Il valore aggiunto dei chatbot per aziende e clienti
L’esplosione dei chatbot negli ultimi anni è dovuta a diverse ragioni, prima fra tutte l’aumento dell’efficienza dei servizi a dipendenti e clienti senza costi aggiuntivi. Utilizzando i chatbot, un'azienda o un ente può fornire un servizio simile a quello umano a milioni di persone contemporaneamente: se si avvalesse di persone in carne e ossa, invece, potrebbe servire contemporaneamente solo un numero limitato di persone. I chatbot sono diventati popolari, dunque, perché riducono tempi e costi delle aziende e garantiscono agli utenti un’interfaccia di conversazione attiva 24 ore su 24, 7 giorni su 7.

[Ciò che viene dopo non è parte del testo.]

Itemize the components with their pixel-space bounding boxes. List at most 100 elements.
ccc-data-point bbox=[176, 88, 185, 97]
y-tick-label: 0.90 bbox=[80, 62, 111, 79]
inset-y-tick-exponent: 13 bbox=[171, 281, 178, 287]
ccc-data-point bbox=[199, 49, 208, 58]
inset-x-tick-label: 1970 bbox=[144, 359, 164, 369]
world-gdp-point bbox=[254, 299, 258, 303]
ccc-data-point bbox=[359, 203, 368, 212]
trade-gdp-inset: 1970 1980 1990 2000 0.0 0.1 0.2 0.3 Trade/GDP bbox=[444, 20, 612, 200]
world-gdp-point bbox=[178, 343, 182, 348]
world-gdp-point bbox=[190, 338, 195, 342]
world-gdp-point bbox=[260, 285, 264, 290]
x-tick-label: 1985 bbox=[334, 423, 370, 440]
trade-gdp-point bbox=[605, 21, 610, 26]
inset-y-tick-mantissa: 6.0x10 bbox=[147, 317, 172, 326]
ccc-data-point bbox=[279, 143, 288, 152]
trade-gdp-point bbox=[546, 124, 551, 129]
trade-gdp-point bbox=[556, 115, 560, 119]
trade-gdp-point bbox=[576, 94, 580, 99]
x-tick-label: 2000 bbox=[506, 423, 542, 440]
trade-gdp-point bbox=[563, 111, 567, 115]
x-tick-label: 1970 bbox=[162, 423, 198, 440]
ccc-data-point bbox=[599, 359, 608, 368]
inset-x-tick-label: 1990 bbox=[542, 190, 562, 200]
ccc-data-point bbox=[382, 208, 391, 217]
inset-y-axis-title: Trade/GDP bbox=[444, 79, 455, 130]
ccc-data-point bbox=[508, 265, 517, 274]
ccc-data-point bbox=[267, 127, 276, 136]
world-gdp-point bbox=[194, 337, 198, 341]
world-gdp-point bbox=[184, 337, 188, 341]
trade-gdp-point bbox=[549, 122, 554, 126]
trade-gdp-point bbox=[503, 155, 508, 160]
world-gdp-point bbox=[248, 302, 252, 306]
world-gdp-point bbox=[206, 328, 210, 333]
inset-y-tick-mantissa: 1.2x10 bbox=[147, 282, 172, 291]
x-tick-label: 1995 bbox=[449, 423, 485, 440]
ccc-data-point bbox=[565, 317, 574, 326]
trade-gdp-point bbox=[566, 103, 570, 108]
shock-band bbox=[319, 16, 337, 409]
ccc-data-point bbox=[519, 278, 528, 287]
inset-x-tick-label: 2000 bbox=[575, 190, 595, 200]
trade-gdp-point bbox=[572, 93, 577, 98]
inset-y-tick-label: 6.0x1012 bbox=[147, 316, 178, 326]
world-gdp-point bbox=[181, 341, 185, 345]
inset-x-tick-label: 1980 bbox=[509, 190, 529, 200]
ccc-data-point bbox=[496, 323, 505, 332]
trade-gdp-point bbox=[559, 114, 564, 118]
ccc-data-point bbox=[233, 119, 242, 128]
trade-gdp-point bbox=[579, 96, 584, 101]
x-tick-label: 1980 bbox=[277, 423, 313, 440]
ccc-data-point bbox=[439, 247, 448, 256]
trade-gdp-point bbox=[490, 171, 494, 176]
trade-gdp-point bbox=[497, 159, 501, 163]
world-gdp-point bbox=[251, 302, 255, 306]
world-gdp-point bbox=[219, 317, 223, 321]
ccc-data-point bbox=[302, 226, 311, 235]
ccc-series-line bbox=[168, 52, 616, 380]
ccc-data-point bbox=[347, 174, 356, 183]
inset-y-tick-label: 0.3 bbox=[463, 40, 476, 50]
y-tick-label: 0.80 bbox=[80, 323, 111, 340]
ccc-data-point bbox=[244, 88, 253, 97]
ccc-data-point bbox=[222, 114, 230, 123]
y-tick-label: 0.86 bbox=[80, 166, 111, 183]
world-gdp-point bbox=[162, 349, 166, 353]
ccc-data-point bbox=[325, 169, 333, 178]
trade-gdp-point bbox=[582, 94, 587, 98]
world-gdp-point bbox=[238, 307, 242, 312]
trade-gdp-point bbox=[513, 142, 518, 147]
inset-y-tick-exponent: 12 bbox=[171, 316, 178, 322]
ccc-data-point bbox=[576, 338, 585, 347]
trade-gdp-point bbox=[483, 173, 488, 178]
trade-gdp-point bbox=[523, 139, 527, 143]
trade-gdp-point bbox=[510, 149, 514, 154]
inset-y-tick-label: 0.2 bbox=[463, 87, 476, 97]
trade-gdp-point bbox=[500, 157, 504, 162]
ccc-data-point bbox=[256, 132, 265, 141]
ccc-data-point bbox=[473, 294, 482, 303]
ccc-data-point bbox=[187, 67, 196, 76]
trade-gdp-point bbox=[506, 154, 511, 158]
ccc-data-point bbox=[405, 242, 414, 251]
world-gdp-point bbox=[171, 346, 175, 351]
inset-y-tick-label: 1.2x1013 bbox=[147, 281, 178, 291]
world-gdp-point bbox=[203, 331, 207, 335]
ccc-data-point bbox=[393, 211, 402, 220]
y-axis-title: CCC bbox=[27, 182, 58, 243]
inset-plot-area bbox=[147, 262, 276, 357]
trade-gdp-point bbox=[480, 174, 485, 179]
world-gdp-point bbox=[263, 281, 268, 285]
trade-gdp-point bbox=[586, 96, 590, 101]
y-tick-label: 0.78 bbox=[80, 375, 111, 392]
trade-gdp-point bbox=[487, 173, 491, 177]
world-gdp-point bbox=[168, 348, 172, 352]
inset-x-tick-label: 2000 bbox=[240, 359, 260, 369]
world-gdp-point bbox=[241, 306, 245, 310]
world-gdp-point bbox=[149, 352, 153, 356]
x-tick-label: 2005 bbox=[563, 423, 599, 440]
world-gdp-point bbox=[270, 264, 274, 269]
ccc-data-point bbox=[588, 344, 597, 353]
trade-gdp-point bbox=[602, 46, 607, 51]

Chat Gpt-3: l’evoluzione del chatbot
È il chatbot basato su intelligenza artificiale più famoso del momento: rilasciato il 30 novembre 2022 dal laboratorio di ricerca di Open-AI (istituto che ha visto tra i suoi fondatori, nel 2015, Elon Musk e altri ‘big’ del tech americano, fra cui Amazon web services), è già considerato un validissimo esempio di come l’intelligenza artificiale sconvolgerà le nostre vite. Munito di abilità cognitive potenziate e di una capacità di apprendimento automatico ‘da primo della classe’, Gpt-3 è stato definito ‘il progresso digitale più importante degli ultimi anni’. È in grado di usare il linguaggio e interagire con l’utente non in maniera elementare e sterotipata, ma come un fine intellettuale; inoltre simula perfettamente la scrittura umana, creando testi originali, articoli o lettere di referenza. Proprio per il suo livello così avanzato – e la relativa facilità d’uso - è stato già proibito in diversi Atenei del mondo.
Che futuro ci attende?
Le eccellenti prestazioni di Gpt-3 si devono al lavoro di diversi istruttori, i quali hanno contribuito e continuano a contribuire allo sviluppo delle funzioni di apprendimento, migliorando, con i loro feedback, le performance della macchina. Al di là del rischio che anche questo strumento – come altri ritrovati della tecnologia informatica apparentemente innocui, tra cui e-mail e messaggi di testo – sia utilizzato per veicolare contenuti malevoli o produrre fake news, quel che è certo è che i chatbot rivoluzioneranno i settori in cui è previsto un confronto umano.
Quanto al pericolo che prendano il sopravvento sugli esseri umani, generando scenari degni di un film di fantascienza, è ancora di là da venire: secondo gli esperti di neuroscienze, il modo in cui si acquisiscono, elaborano e memorizzano le informazioni è in gran parte sconosciuto anche per gli esseri umani. Inoltre, l’empatia, le emozioni e i sentimenti che influenzano inevitabilmente i nostri processi di apprendimento rappresentano tuttora una discriminante capace di distinguerci anche dalla macchina più sofisticata e intelligente.